Och Tamale Magazine

Fall 2019 Volume 95 Issue 3

History Mystery

For many years, residents of the City of Redlands and students and faculty from the University came together for a night of fun and frolic downtown, which they called “Pajamarino.” Can you help us identify participants in this photo taken during Pajamarino in 1966? Did you participate in Pajamarino or even win a prize from a local merchant?

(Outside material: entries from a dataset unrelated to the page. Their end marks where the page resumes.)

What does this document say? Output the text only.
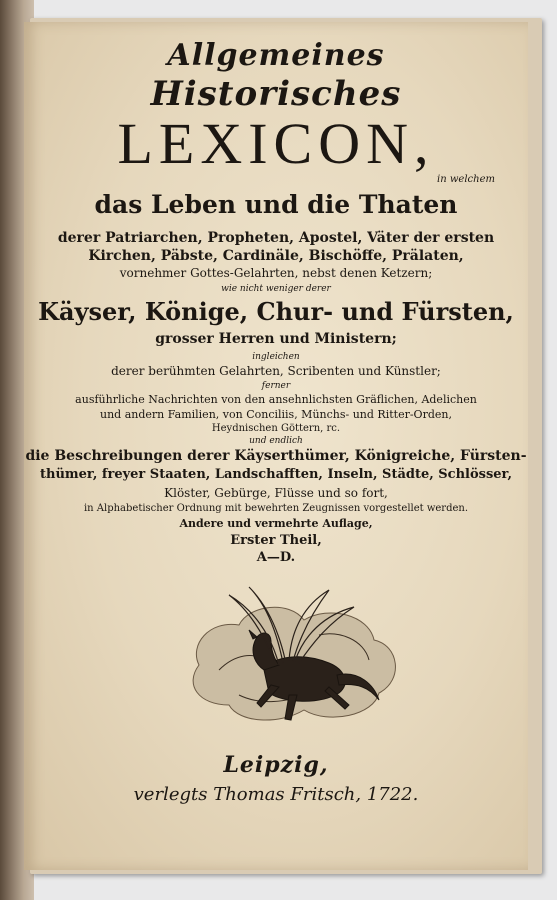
Allgemeines
Historisches
LEXICON,
in welchem
das Leben und die Thaten
derer Patriarchen, Propheten, Apostel, Väter der ersten
Kirchen, Päbste, Cardinäle, Bischöffe, Prälaten,
vornehmer Gottes-Gelahrten, nebst denen Ketzern;
wie nicht weniger derer
Käyser, Könige, Chur- und Fürsten,
grosser Herren und Ministern;
ingleichen
derer berühmten Gelahrten, Scribenten und Künstler;
ferner
ausführliche Nachrichten von den ansehnlichsten Gräflichen, Adelichen
und andern Familien, von Conciliis, Münchs- und Ritter-Orden,
Heydnischen Göttern, rc.
und endlich
die Beschreibungen derer Käyserthümer, Königreiche, Fürsten-
thümer, freyer Staaten, Landschafften, Inseln, Städte, Schlösser,
Klöster, Gebürge, Flüsse und so fort,
in Alphabetischer Ordnung mit bewehrten Zeugnissen vorgestellet werden.
Andere und vermehrte Auflage,
Erster Theil,
A—D.
Leipzig,
verlegts Thomas Fritsch, 1722.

Share your fond Pajamarino memories with us!

Send information to:

Och Tamale, University of Redlands
1200 E. Colton Ave.
P.O. Box 3080
Redlands, CA 92373-0999

or email ochtamale@redlands.edu.


In response to the History Mystery in the last issue of Och Tamale showing students from the 1960s on their way to the Peace Corps., Christopher Dewees ’68 writes:

I graduated in 1968 majoring in biology, geology, and speech, and then went on to Humboldt State University for a Master of Science in fisheries. In 1970, my wife, Christy, 3-year-old son, Morgan, and I headed to Chile for two years so I could serve as a visiting professor in marine fisheries at the Universidad Católica de Valparaiso. I believe we were the first family to serve as Peace Corps volunteers in Latin America.

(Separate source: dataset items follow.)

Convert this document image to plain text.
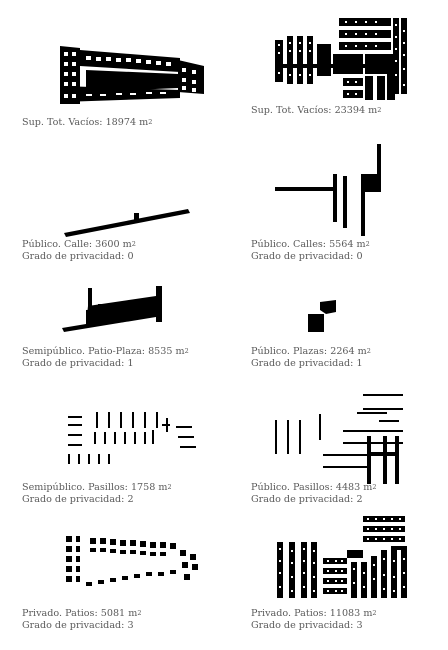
Sup. Tot. Vacíos: 18974 $m^2$
Sup. Tot. Vacíos: 23394 $m^2$
Público. Calle: 3600 $m^2$
Grado de privacidad: 0
Público. Calles: 5564 $m^2$
Grado de privacidad: 0
Semipúblico. Patio-Plaza: 8535 $m^2$
Grado de privacidad: 1
Público. Plazas: 2264 $m^2$
Grado de privacidad: 1
Semipúblico. Pasillos: 1758 $m^2$
Grado de privacidad: 2
Público. Pasillos: 4483 $m^2$
Grado de privacidad: 2
Privado. Patios: 5081 $m^2$
Grado de privacidad: 3
Privado. Patios: 11083 $m^2$
Grado de privacidad: 3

I taught fisheries and established many long-term professional and personal ties with students and faculty. We got to experience U.S. foreign policy (led by President Richard Nixon and Secretary of State Henry Kissinger) from the other side, and it was not friendly, to say the least. We attended a public speech by Fidel Castro and saw his oratorical skills at work. We traveled and experienced a beautiful country with a geography and climate similar to our Pacific Coast. We integrated into a different culture and learned a language we have used all of our lives. I learned to play rugby, which became a lifelong passion. We matured as individuals and as a family. I developed unique skills and experiences that led to a career at the University of California, Davis, in marine fisheries.

Redlands helped prepare me for the challenges and pleasures of Peace Corps service and beyond.